Tujuan interaksi : Mengevaluasi jadwal kegiatan harian pasien, melatih pasien mengontrol
perilaku kekerasan dengan cara verbal, dan menganjurkan pasien
memasukkan dalam jadwal kegiatan harian.
Terminasi
1. Evaluasi
a. Evaluasi klien (Subjektif)
Proses Keperawatan :
Kondisi Klien :
S : Klien mengatakan lebih tenang dan lebih tidak marah-marah, tidak bicara dengan
kata-kata kotor lagi, mau berhenti berteriak serta tidak memaki orang yang
dilihatnya, dan tidak mengacam akan membakar rumah lagi.
O : Klien tampak lebih tenang, dan tampak tidak marah-marah, tampak bicara
dengan kata-kata kotor lagi, tampak mau berhenti berteriak serta tidak memaki
orang yang dilihatnya, dan tampak tidak mengacam akan membakar rumah lagi.
Tujuan Khusus : Pasien mampu mengatasi atau mengendalikan resiko perilaku kekerasan
yang pernah dilakukannya.
Tindakan Keperawatan :
1. Lakukan komunikasi teraupetik.
2. Evaluasi jadwal kegiatan harian pasien.
3. Latih pasien mengontrol perilaku kekerasan dengan cara spiritual.
4. Anjurkan pasien memasukkan dalam jadwal kegiatan harian.
Orientasi
1. Salam terapeutik
“Assalamu’alaikum” selamat pagi …?” (sambil mendekatkan diri).

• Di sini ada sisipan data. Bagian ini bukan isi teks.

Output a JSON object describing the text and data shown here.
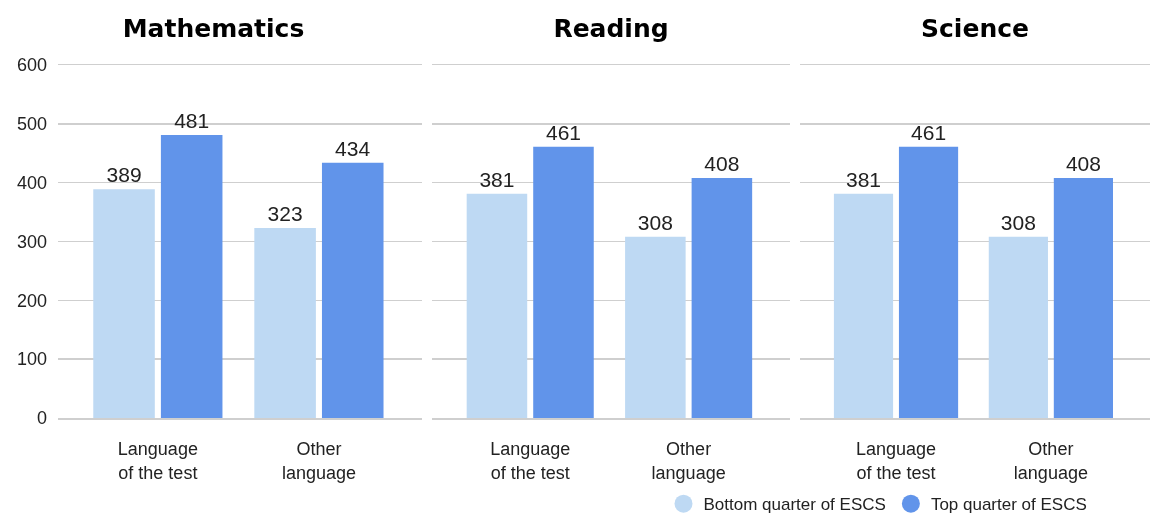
{
  "chart_data": [
    {
      "type": "bar",
      "title": "Mathematics",
      "categories": [
        "Language of the test",
        "Other language"
      ],
      "series": [
        {
          "color": "#bed9f3",
          "values": [
            389,
            323
          ]
        },
        {
          "color": "#6194ea",
          "values": [
            481,
            434
          ]
        }
      ],
      "ylim": [
        0,
        600
      ],
      "yticks": [
        0,
        100,
        200,
        300,
        400,
        500,
        600
      ],
      "grid": "y",
      "data_labels": true
    },
    {
      "type": "bar",
      "title": "Reading",
      "categories": [
        "Language of the test",
        "Other language"
      ],
      "series": [
        {
          "color": "#bed9f3",
          "values": [
            381,
            308
          ]
        },
        {
          "color": "#6194ea",
          "values": [
            461,
            408
          ]
        }
      ],
      "ylim": [
        0,
        600
      ],
      "yticks": [
        0,
        100,
        200,
        300,
        400,
        500,
        600
      ],
      "grid": "y",
      "data_labels": true,
      "tick_labels": "x"
    },
    {
      "type": "bar",
      "title": "Science",
      "categories": [
        "Language of the test",
        "Other language"
      ],
      "series": [
        {
          "name": "Bottom quarter of ESCS",
          "color": "#bed9f3",
          "values": [
            381,
            308
          ]
        },
        {
          "name": "Top quarter of ESCS",
          "color": "#6194ea",
          "values": [
            461,
            408
          ]
        }
      ],
      "ylim": [
        0,
        600
      ],
      "yticks": [
        0,
        100,
        200,
        300,
        400,
        500,
        600
      ],
      "grid": "y",
      "data_labels": true,
      "tick_labels": "x",
      "legend": "bottom left"
    }
  ]
}
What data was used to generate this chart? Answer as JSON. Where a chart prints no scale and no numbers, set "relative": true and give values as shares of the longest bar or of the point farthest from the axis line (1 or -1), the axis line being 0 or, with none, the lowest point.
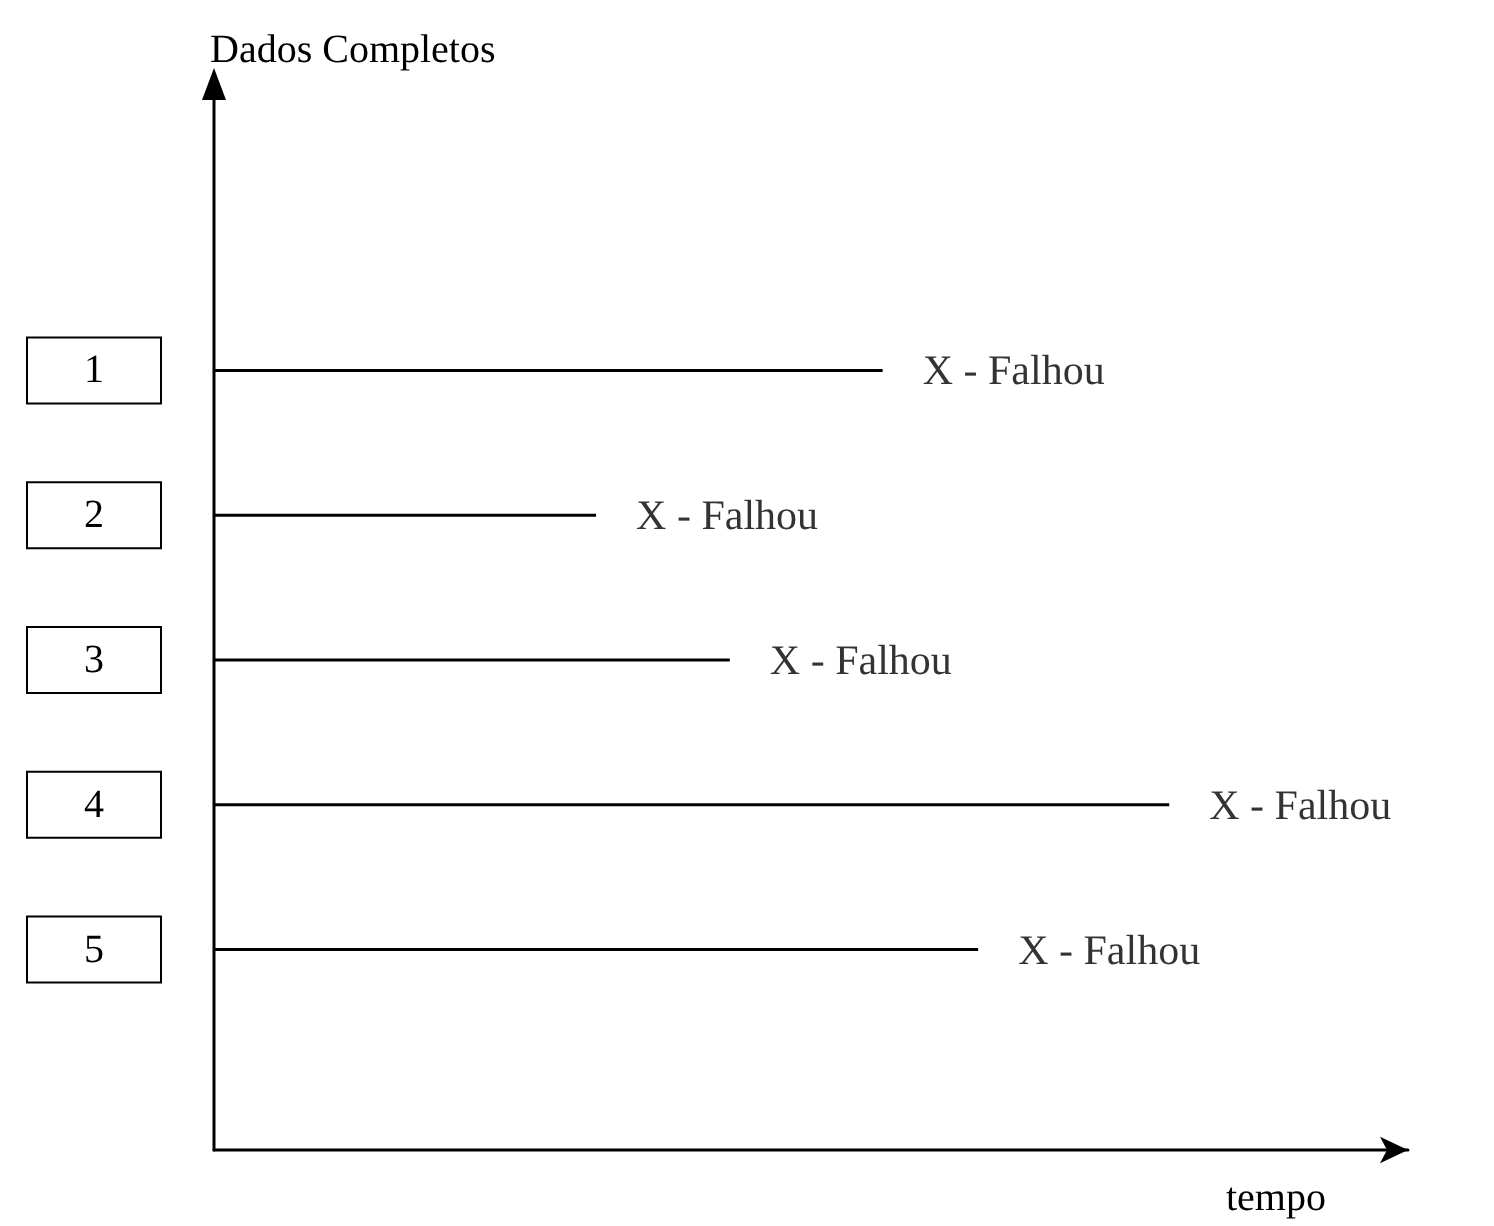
{
  "chart_data": {
    "type": "bar",
    "orientation": "horizontal",
    "relative": true,
    "title": "Dados Completos",
    "xlabel": "tempo",
    "categories": [
      "1",
      "2",
      "3",
      "4",
      "5"
    ],
    "series": [
      {
        "color": "#000000",
        "values": [
          0.7,
          0.4,
          0.54,
          1,
          0.8
        ]
      }
    ],
    "annotations": [
      {
        "text": "X - Falhou",
        "x": 0.7,
        "y": "1"
      },
      {
        "text": "X - Falhou",
        "x": 0.4,
        "y": "2"
      },
      {
        "text": "X - Falhou",
        "x": 0.54,
        "y": "3"
      },
      {
        "text": "X - Falhou",
        "x": 1,
        "y": "4"
      },
      {
        "text": "X - Falhou",
        "x": 0.8,
        "y": "5"
      }
    ],
    "grid": false
  }
}
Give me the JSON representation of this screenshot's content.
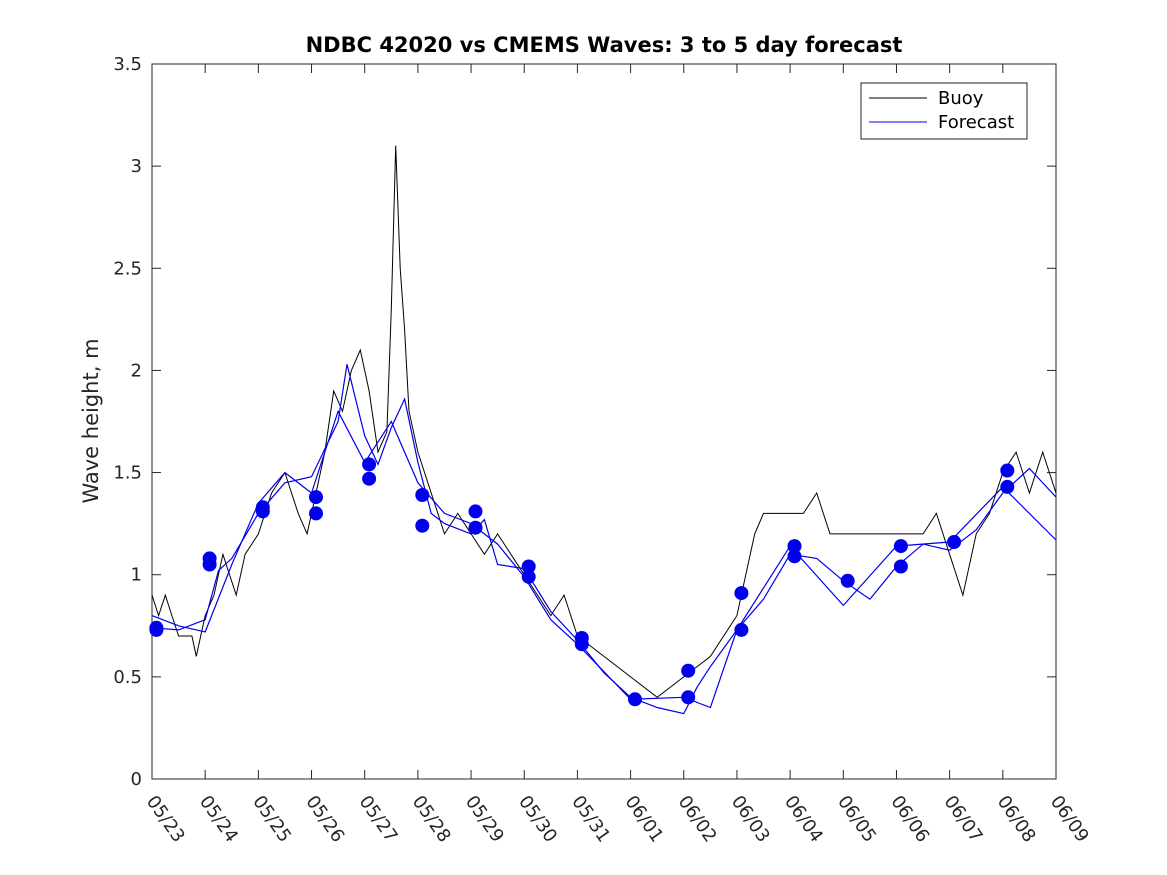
{
  "chart_data": {
    "type": "line",
    "title": "NDBC 42020 vs CMEMS Waves: 3 to 5 day forecast",
    "xlabel": "",
    "ylabel": "Wave height, m",
    "xlim": [
      "05/23",
      "06/09"
    ],
    "ylim": [
      0,
      3.5
    ],
    "xticks": [
      "05/23",
      "05/24",
      "05/25",
      "05/26",
      "05/27",
      "05/28",
      "05/29",
      "05/30",
      "05/31",
      "06/01",
      "06/02",
      "06/03",
      "06/04",
      "06/05",
      "06/06",
      "06/07",
      "06/08",
      "06/09"
    ],
    "yticks": [
      "0",
      "0.5",
      "1",
      "1.5",
      "2",
      "2.5",
      "3",
      "3.5"
    ],
    "grid": false,
    "legend_position": "top-right",
    "colors": {
      "buoy": "#000000",
      "forecast": "#0000ee"
    },
    "series": [
      {
        "name": "Buoy",
        "points": [
          [
            "05/23 00:00",
            0.9
          ],
          [
            "05/23 03:00",
            0.8
          ],
          [
            "05/23 06:00",
            0.9
          ],
          [
            "05/23 09:00",
            0.8
          ],
          [
            "05/23 12:00",
            0.7
          ],
          [
            "05/23 18:00",
            0.7
          ],
          [
            "05/23 20:00",
            0.6
          ],
          [
            "05/23 22:00",
            0.7
          ],
          [
            "05/24 00:00",
            0.8
          ],
          [
            "05/24 04:00",
            0.9
          ],
          [
            "05/24 08:00",
            1.1
          ],
          [
            "05/24 14:00",
            0.9
          ],
          [
            "05/24 18:00",
            1.1
          ],
          [
            "05/25 00:00",
            1.2
          ],
          [
            "05/25 06:00",
            1.4
          ],
          [
            "05/25 12:00",
            1.5
          ],
          [
            "05/25 18:00",
            1.3
          ],
          [
            "05/25 22:00",
            1.2
          ],
          [
            "05/26 02:00",
            1.4
          ],
          [
            "05/26 06:00",
            1.6
          ],
          [
            "05/26 10:00",
            1.9
          ],
          [
            "05/26 14:00",
            1.8
          ],
          [
            "05/26 18:00",
            2.0
          ],
          [
            "05/26 22:00",
            2.1
          ],
          [
            "05/27 02:00",
            1.9
          ],
          [
            "05/27 06:00",
            1.6
          ],
          [
            "05/27 10:00",
            1.7
          ],
          [
            "05/27 12:00",
            2.3
          ],
          [
            "05/27 14:00",
            3.1
          ],
          [
            "05/27 16:00",
            2.5
          ],
          [
            "05/27 18:00",
            2.2
          ],
          [
            "05/27 20:00",
            1.8
          ],
          [
            "05/28 00:00",
            1.6
          ],
          [
            "05/28 06:00",
            1.4
          ],
          [
            "05/28 12:00",
            1.2
          ],
          [
            "05/28 18:00",
            1.3
          ],
          [
            "05/29 00:00",
            1.2
          ],
          [
            "05/29 06:00",
            1.1
          ],
          [
            "05/29 12:00",
            1.2
          ],
          [
            "05/29 18:00",
            1.1
          ],
          [
            "05/30 00:00",
            1.0
          ],
          [
            "05/30 06:00",
            0.9
          ],
          [
            "05/30 12:00",
            0.8
          ],
          [
            "05/30 18:00",
            0.9
          ],
          [
            "05/31 00:00",
            0.7
          ],
          [
            "05/31 12:00",
            0.6
          ],
          [
            "06/01 00:00",
            0.5
          ],
          [
            "06/01 12:00",
            0.4
          ],
          [
            "06/02 00:00",
            0.5
          ],
          [
            "06/02 12:00",
            0.6
          ],
          [
            "06/03 00:00",
            0.8
          ],
          [
            "06/03 08:00",
            1.2
          ],
          [
            "06/03 12:00",
            1.3
          ],
          [
            "06/04 00:00",
            1.3
          ],
          [
            "06/04 06:00",
            1.3
          ],
          [
            "06/04 12:00",
            1.4
          ],
          [
            "06/04 18:00",
            1.2
          ],
          [
            "06/05 00:00",
            1.2
          ],
          [
            "06/05 12:00",
            1.2
          ],
          [
            "06/06 00:00",
            1.2
          ],
          [
            "06/06 12:00",
            1.2
          ],
          [
            "06/06 18:00",
            1.3
          ],
          [
            "06/07 00:00",
            1.1
          ],
          [
            "06/07 06:00",
            0.9
          ],
          [
            "06/07 12:00",
            1.2
          ],
          [
            "06/07 18:00",
            1.3
          ],
          [
            "06/08 00:00",
            1.5
          ],
          [
            "06/08 06:00",
            1.6
          ],
          [
            "06/08 12:00",
            1.4
          ],
          [
            "06/08 18:00",
            1.6
          ],
          [
            "06/09 00:00",
            1.4
          ]
        ]
      },
      {
        "name": "Forecast",
        "points": [
          [
            "05/23 00:00",
            0.74
          ],
          [
            "05/23 12:00",
            0.73
          ],
          [
            "05/24 00:00",
            0.78
          ],
          [
            "05/24 06:00",
            1.02
          ],
          [
            "05/24 12:00",
            1.08
          ],
          [
            "05/25 00:00",
            1.3
          ],
          [
            "05/25 12:00",
            1.45
          ],
          [
            "05/26 00:00",
            1.48
          ],
          [
            "05/26 12:00",
            1.75
          ],
          [
            "05/26 16:00",
            2.03
          ],
          [
            "05/27 00:00",
            1.68
          ],
          [
            "05/27 06:00",
            1.54
          ],
          [
            "05/27 12:00",
            1.72
          ],
          [
            "05/27 18:00",
            1.86
          ],
          [
            "05/28 00:00",
            1.55
          ],
          [
            "05/28 06:00",
            1.3
          ],
          [
            "05/28 12:00",
            1.25
          ],
          [
            "05/29 00:00",
            1.2
          ],
          [
            "05/29 06:00",
            1.27
          ],
          [
            "05/29 12:00",
            1.05
          ],
          [
            "05/30 00:00",
            1.03
          ],
          [
            "05/30 12:00",
            0.82
          ],
          [
            "05/31 00:00",
            0.68
          ],
          [
            "05/31 12:00",
            0.52
          ],
          [
            "06/01 00:00",
            0.4
          ],
          [
            "06/01 12:00",
            0.35
          ],
          [
            "06/02 00:00",
            0.32
          ],
          [
            "06/02 06:00",
            0.45
          ],
          [
            "06/02 12:00",
            0.55
          ],
          [
            "06/03 00:00",
            0.73
          ],
          [
            "06/03 12:00",
            0.88
          ],
          [
            "06/04 00:00",
            1.1
          ],
          [
            "06/04 12:00",
            1.08
          ],
          [
            "06/05 00:00",
            0.97
          ],
          [
            "06/05 12:00",
            0.88
          ],
          [
            "06/06 00:00",
            1.04
          ],
          [
            "06/06 12:00",
            1.15
          ],
          [
            "06/07 00:00",
            1.12
          ],
          [
            "06/07 12:00",
            1.22
          ],
          [
            "06/08 00:00",
            1.4
          ],
          [
            "06/08 12:00",
            1.52
          ],
          [
            "06/09 00:00",
            1.38
          ]
        ]
      },
      {
        "name": "",
        "points": [
          [
            "05/23 00:00",
            0.8
          ],
          [
            "05/23 12:00",
            0.75
          ],
          [
            "05/24 00:00",
            0.72
          ],
          [
            "05/24 12:00",
            1.05
          ],
          [
            "05/25 00:00",
            1.35
          ],
          [
            "05/25 12:00",
            1.5
          ],
          [
            "05/26 00:00",
            1.4
          ],
          [
            "05/26 12:00",
            1.8
          ],
          [
            "05/27 00:00",
            1.55
          ],
          [
            "05/27 12:00",
            1.75
          ],
          [
            "05/28 00:00",
            1.45
          ],
          [
            "05/28 12:00",
            1.3
          ],
          [
            "05/29 00:00",
            1.25
          ],
          [
            "05/29 12:00",
            1.15
          ],
          [
            "05/30 00:00",
            0.99
          ],
          [
            "05/30 12:00",
            0.78
          ],
          [
            "05/31 00:00",
            0.66
          ],
          [
            "06/01 00:00",
            0.39
          ],
          [
            "06/02 00:00",
            0.4
          ],
          [
            "06/02 12:00",
            0.35
          ],
          [
            "06/03 00:00",
            0.73
          ],
          [
            "06/04 00:00",
            1.14
          ],
          [
            "06/05 00:00",
            0.85
          ],
          [
            "06/06 00:00",
            1.14
          ],
          [
            "06/07 00:00",
            1.16
          ],
          [
            "06/08 00:00",
            1.43
          ],
          [
            "06/09 00:00",
            1.17
          ]
        ]
      }
    ],
    "markers": {
      "name": "",
      "points": [
        [
          "05/23 02:00",
          0.74
        ],
        [
          "05/23 02:00",
          0.73
        ],
        [
          "05/24 02:00",
          1.08
        ],
        [
          "05/24 02:00",
          1.05
        ],
        [
          "05/25 02:00",
          1.33
        ],
        [
          "05/25 02:00",
          1.31
        ],
        [
          "05/26 02:00",
          1.38
        ],
        [
          "05/26 02:00",
          1.3
        ],
        [
          "05/27 02:00",
          1.54
        ],
        [
          "05/27 02:00",
          1.47
        ],
        [
          "05/28 02:00",
          1.39
        ],
        [
          "05/28 02:00",
          1.24
        ],
        [
          "05/29 02:00",
          1.31
        ],
        [
          "05/29 02:00",
          1.23
        ],
        [
          "05/30 02:00",
          1.04
        ],
        [
          "05/30 02:00",
          0.99
        ],
        [
          "05/31 02:00",
          0.69
        ],
        [
          "05/31 02:00",
          0.66
        ],
        [
          "06/01 02:00",
          0.39
        ],
        [
          "06/02 02:00",
          0.53
        ],
        [
          "06/02 02:00",
          0.4
        ],
        [
          "06/03 02:00",
          0.91
        ],
        [
          "06/03 02:00",
          0.73
        ],
        [
          "06/04 02:00",
          1.14
        ],
        [
          "06/04 02:00",
          1.09
        ],
        [
          "06/05 02:00",
          0.97
        ],
        [
          "06/06 02:00",
          1.14
        ],
        [
          "06/06 02:00",
          1.04
        ],
        [
          "06/07 02:00",
          1.16
        ],
        [
          "06/08 02:00",
          1.51
        ],
        [
          "06/08 02:00",
          1.43
        ]
      ]
    }
  }
}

“Bagaimana perasaannya pagi ini?”.
“Masih ingat tidak siapa saya?”.
“Kita kemarin pagi kan sudah ada janji ya Nn. A di pagi hari jam 08.00 WIB selama 15
menit. “Dan di ruangan itu”.
5. “Nah, kedatangan saya disini ingin bertemu Nn. A. Untuk melihat apakah Nn. A
melakukan semua kegiatan yang ada dijadwal kegiatan harian Nn. A dengan baik,
melatih pasien mengontrol perilaku kekerasan dengan cara spiritual, dan
memasukkannya ke jadwal kegiatan harian Nn. A ”. Apakah Nn. A bersedia?”.
2. Evaluasi/validasi
“Bagaimana perasaan Nn. A pagi hari ini…?”.
3. Kontrak :
a. Topik : “Untuk melihat apakah Nn. A melakukan semua kegiatan yang ada
dijadwal kegiatan harian Nn. A dengan baik, melatih pasien mengontrol perilaku
kekerasan dengan cara spiritual, dan memasukkannya ke jadwal kegiatan harian
Nn. A”. Apakah Nn. A bersedia?”.
b. Waktu : “Kita kemarin pagi kan sudah ada janji ya Nn. A di pagi hari jam 08.00
WIB selama 15 menit”.
c. Tempat: “Dan di ruangan itu”.
Tujuan interaksi : Mengevaluasi jadwal kegiatan harian pasien, melatih pasien mengontrol
perilaku kekerasan dengan cara spiritual, dan menganjurkan pasien
memasukkan dalam jadwal kegiatan harian.
Terminasi
1. Evaluasi
a. Evaluasi klien (Subjektif)
Nn. A mengatakan bahwa selama 15 menit Nn. A berbincang-bincang dan Nn. A
mengatakan mau lebih mendekatkan diri dengan yang maha esa, Nn. A tampak
lebih tenang, dan mau memasukkannya kedalam jadwal harian Nn. A.